Benchmarking file imports
Recently, Hadley Wickham announced the release of readr package v0.1.0. Having been written using Rcpp, this package claims to read tabular data into R in a fast and friendly manner.
I decided to benchmark read_csv()
from the readr package for a large csv file with base read.csv()
function and fread()
from the data.table package, which is written in C.
I use the flights
data from nycflights13 package.
library(nycflights13)
write.csv(flights, "flights.csv")
The flights.csv file gets extracted as a 25.5MB CSV file on my Windows machine.
library(rbenchmark)
library(data.table); library(readr)
## Read using read.csv() function from base
read.base <- function(x){
read.csv("flights.csv")
}
## Read using read_csv() function from readr
read.readr <- function(x){
read_csv("flights.csv")
}
## Read using fread() function from data.table
read.DT <- function(x){
read_csv("flights.csv")
}
benchmark(
read.base(),
read.readr(),
read.DT(),
replications = 10
)
## test replications elapsed relative user.self sys.self user.child
## 1 read.base() 10 31.79 3.315 31.39 0.33 NA
## 3 read.DT() 10 9.59 1.000 9.53 0.07 NA
## 2 read.readr() 10 9.61 1.002 9.50 0.10 NA
## sys.child
## 1 NA
## 3 NA
## 2 NA
Both fread()
and read_csv()
provide us with significant improvement in timings.
Let's tweak the read.csv()
function to read the all the columns as characters (which supposedly improves performance).

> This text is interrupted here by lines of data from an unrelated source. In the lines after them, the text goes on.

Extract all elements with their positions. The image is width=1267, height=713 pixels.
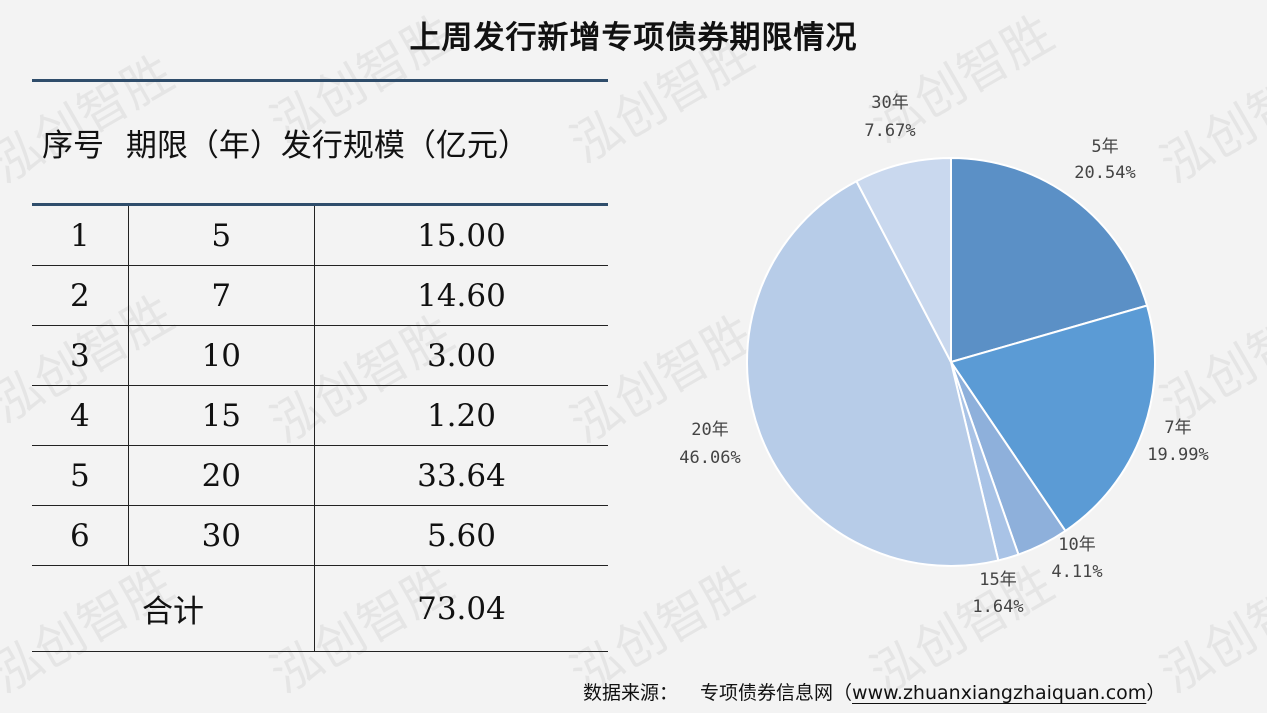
slice-percent: 46.06% — [679, 448, 740, 468]
slice-label: 20年 — [691, 420, 728, 440]
table-row: 4 15 1.20 — [32, 385, 608, 446]
table-row: 6 30 5.60 — [32, 505, 608, 566]
source-close: ） — [1146, 682, 1166, 704]
row-index: 5 — [32, 445, 129, 506]
total-row: 合计 73.04 — [32, 565, 608, 652]
slice-label: 30年 — [871, 93, 908, 113]
header-term: 期限（年） — [125, 128, 281, 164]
row-amount: 5.60 — [314, 505, 608, 566]
row-amount: 14.60 — [314, 265, 608, 326]
watermark-text: 泓创智胜 — [0, 44, 184, 195]
source-label: 数据来源： — [583, 682, 679, 704]
table-header-rule — [32, 203, 608, 206]
slice-label: 15年 — [979, 570, 1016, 590]
table-row: 1 5 15.00 — [32, 206, 608, 266]
row-index: 1 — [32, 206, 129, 266]
row-term: 15 — [128, 385, 315, 446]
slice-label: 10年 — [1058, 535, 1095, 555]
header-index: 序号 — [42, 128, 104, 164]
data-source: 数据来源： 专项债券信息网（www.zhuanxiangzhaiquan.com） — [583, 678, 1165, 705]
table-row: 3 10 3.00 — [32, 325, 608, 386]
pie-slice — [855, 156, 952, 363]
table-row: 5 20 33.64 — [32, 445, 608, 506]
row-amount: 33.64 — [314, 445, 608, 506]
row-term: 7 — [128, 265, 315, 326]
term-pie-chart: 5年 20.54% 7年 19.99% 10年 4.11% 15年 1.64% 20年 46.06… — [679, 93, 1208, 617]
slice-percent: 4.11% — [1051, 562, 1102, 582]
pie-slice — [746, 179, 1000, 567]
header-amount: 发行规模（亿元） — [280, 128, 529, 164]
row-term: 5 — [128, 206, 315, 266]
bond-term-table: 1 5 15.00 2 7 14.60 3 10 3.00 4 15 1.20 5 20 33.64 6 30 5… — [32, 206, 608, 652]
row-term: 30 — [128, 505, 315, 566]
source-link[interactable]: www.zhuanxiangzhaiquan.com — [852, 682, 1147, 704]
total-value: 73.04 — [314, 565, 608, 652]
row-amount: 15.00 — [314, 206, 608, 266]
table-header: 序号 期限（年）发行规模（亿元） — [42, 120, 541, 165]
total-label: 合计 — [32, 565, 315, 652]
source-text: 专项债券信息网（ — [700, 682, 853, 704]
slice-percent: 7.67% — [864, 121, 915, 141]
slice-label: 5年 — [1091, 137, 1118, 157]
row-term: 10 — [128, 325, 315, 386]
row-index: 6 — [32, 505, 129, 566]
slice-percent: 20.54% — [1074, 163, 1135, 183]
table-row: 2 7 14.60 — [32, 265, 608, 326]
row-index: 4 — [32, 385, 129, 446]
page-title: 上周发行新增专项债券期限情况 — [409, 20, 858, 56]
row-index: 3 — [32, 325, 129, 386]
pie-slice — [949, 304, 1156, 533]
row-index: 2 — [32, 265, 129, 326]
slice-percent: 1.64% — [972, 597, 1023, 617]
table-top-rule — [32, 79, 608, 82]
slice-percent: 19.99% — [1147, 445, 1208, 465]
slice-label: 7年 — [1164, 418, 1191, 438]
row-term: 20 — [128, 445, 315, 506]
row-amount: 1.20 — [314, 385, 608, 446]
pie-slice — [950, 156, 1149, 364]
row-amount: 3.00 — [314, 325, 608, 386]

## Read using read.csv() function from base
read.base2 <- function(x){
read.csv("flights.csv", colClasses = "character")
}
benchmark(
read.base(),
read.base2(),
read.readr(),
read.DT(),
replications = 10
)
## test replications elapsed relative user.self sys.self user.child
## 1 read.base() 10 30.41 2.993 29.95 0.37 NA
## 2 read.base2() 10 26.14 2.573 25.46 0.42 NA
## 4 read.DT() 10 10.21 1.005 10.01 0.07 NA
## 3 read.readr() 10 10.16 1.000 10.08 0.04 NA
## sys.child
## 1 NA
## 2 NA
## 4 NA
## 3 NA
Though the performance of read.csv()
functions improves, it does not even come closer to that of function from readr or data.table packages.
Thanks, Hadley Wickham, Romain Francois for readr; Matt Dowle et.al. for data.table. Now I can read my data much more quickly and efficiently.